Purvis Young is among the most exciting and important self-taught artists to have emerged from the 1980’s. He was born in Miami’s Liberty City and grew up on the streets of Overtown. Encouraged and influenced by his Bahamian uncle, Young began creating art as a child, but at age 18, life in the ghetto took a wrong turn and caught up with Purvis when he was arrested for breaking and entering and sentenced to 4 years in the State Prison at Raiford. Upon his rehabilitation and subsequent release, he began selling his works of art as a means of survival.
Purvis Young creates art from a gut instinct, using materials found from the streets of Miami’s inner city. The resulting work constitutes powerful and honest art of the last thirty years. Young’s work expresses his heartfelt concern for his community’s roots and lifelong friends.
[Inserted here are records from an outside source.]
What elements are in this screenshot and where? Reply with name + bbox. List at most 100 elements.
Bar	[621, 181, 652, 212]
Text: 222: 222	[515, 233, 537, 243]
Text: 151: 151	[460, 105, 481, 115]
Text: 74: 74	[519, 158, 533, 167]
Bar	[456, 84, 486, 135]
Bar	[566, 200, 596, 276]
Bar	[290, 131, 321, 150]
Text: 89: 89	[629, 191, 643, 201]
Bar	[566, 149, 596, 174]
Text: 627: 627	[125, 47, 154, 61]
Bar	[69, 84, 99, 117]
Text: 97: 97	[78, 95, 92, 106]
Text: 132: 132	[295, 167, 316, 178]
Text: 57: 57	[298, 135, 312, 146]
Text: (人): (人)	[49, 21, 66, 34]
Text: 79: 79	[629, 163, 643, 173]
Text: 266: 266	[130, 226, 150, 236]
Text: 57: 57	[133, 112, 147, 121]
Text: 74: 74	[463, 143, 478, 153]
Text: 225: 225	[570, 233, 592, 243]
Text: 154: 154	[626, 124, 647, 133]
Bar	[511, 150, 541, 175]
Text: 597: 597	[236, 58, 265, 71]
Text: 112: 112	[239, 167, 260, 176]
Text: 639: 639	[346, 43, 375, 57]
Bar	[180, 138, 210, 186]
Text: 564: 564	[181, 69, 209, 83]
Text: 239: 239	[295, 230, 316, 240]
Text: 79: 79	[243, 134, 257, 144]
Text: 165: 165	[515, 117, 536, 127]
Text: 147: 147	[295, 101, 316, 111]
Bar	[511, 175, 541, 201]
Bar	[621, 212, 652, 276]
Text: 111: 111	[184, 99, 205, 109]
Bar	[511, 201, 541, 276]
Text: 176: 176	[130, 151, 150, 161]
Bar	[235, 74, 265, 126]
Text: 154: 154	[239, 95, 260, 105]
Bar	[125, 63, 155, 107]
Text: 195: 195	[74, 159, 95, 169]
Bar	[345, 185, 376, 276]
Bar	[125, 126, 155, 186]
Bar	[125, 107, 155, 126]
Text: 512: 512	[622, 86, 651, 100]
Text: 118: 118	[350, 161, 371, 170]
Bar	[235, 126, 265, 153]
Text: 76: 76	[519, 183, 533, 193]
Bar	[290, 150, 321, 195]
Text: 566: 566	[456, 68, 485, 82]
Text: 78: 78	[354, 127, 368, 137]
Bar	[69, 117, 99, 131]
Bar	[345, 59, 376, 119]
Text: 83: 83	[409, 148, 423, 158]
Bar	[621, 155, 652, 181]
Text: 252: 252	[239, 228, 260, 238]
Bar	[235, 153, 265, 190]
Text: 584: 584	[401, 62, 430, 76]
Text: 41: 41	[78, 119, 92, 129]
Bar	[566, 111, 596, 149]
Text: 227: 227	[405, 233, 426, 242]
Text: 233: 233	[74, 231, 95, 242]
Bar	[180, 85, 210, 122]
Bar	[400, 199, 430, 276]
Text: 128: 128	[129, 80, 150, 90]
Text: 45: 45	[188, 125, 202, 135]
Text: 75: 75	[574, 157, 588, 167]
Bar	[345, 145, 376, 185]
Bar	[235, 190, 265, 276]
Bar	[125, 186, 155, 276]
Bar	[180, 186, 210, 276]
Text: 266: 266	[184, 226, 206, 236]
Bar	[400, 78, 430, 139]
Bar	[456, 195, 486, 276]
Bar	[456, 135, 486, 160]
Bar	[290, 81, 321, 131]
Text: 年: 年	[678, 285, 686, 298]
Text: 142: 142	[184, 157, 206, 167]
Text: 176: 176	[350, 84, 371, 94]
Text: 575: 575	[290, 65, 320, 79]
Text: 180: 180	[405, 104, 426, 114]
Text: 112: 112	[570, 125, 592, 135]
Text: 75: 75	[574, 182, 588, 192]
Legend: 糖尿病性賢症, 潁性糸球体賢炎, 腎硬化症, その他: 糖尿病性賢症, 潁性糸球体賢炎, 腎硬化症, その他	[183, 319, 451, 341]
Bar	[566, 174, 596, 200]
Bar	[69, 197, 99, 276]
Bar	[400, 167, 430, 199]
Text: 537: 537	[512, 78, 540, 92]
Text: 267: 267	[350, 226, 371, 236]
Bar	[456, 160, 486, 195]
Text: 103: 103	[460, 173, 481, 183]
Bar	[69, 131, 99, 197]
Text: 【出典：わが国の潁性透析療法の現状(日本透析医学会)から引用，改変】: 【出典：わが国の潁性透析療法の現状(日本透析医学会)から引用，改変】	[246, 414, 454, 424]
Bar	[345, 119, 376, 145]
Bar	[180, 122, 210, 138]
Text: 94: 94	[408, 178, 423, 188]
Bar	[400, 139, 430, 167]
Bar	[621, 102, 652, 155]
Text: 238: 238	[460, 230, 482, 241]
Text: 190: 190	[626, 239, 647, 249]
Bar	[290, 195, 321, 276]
The abundance of pregnant women populating the neighborhood, the hustle, bustle and chaos in the street, the infusion of boat people, the trucks passing above on the elevated interstate, funerals, celebrations, wars, soldiers and Blues music men populate his oeuvre.
Not only are his images drawn from these streets, but the materials he used are derived from them as well. Purvis Young collects old books, discarded wood, menus, carpet, doors and cardboard to incorporate into and create his art. The worn refuse has an emotional energy that reinforces the themes of his work. His painterly style, coupled with sweeping brushstrokes, lend an aura of tumult and an energy and passion to his work. Despite or perhaps because of his rudimentary scholastic art training, Purvis Young’s work is fueled by his emotions, combining the power, struggle, anguish, spirit and passion of his City. The resulting art speaks with such force and directness that Purvis Young’s appeal transcends the world of Self-Taught, propelling his works to the highest levels of the Contemporary Art World.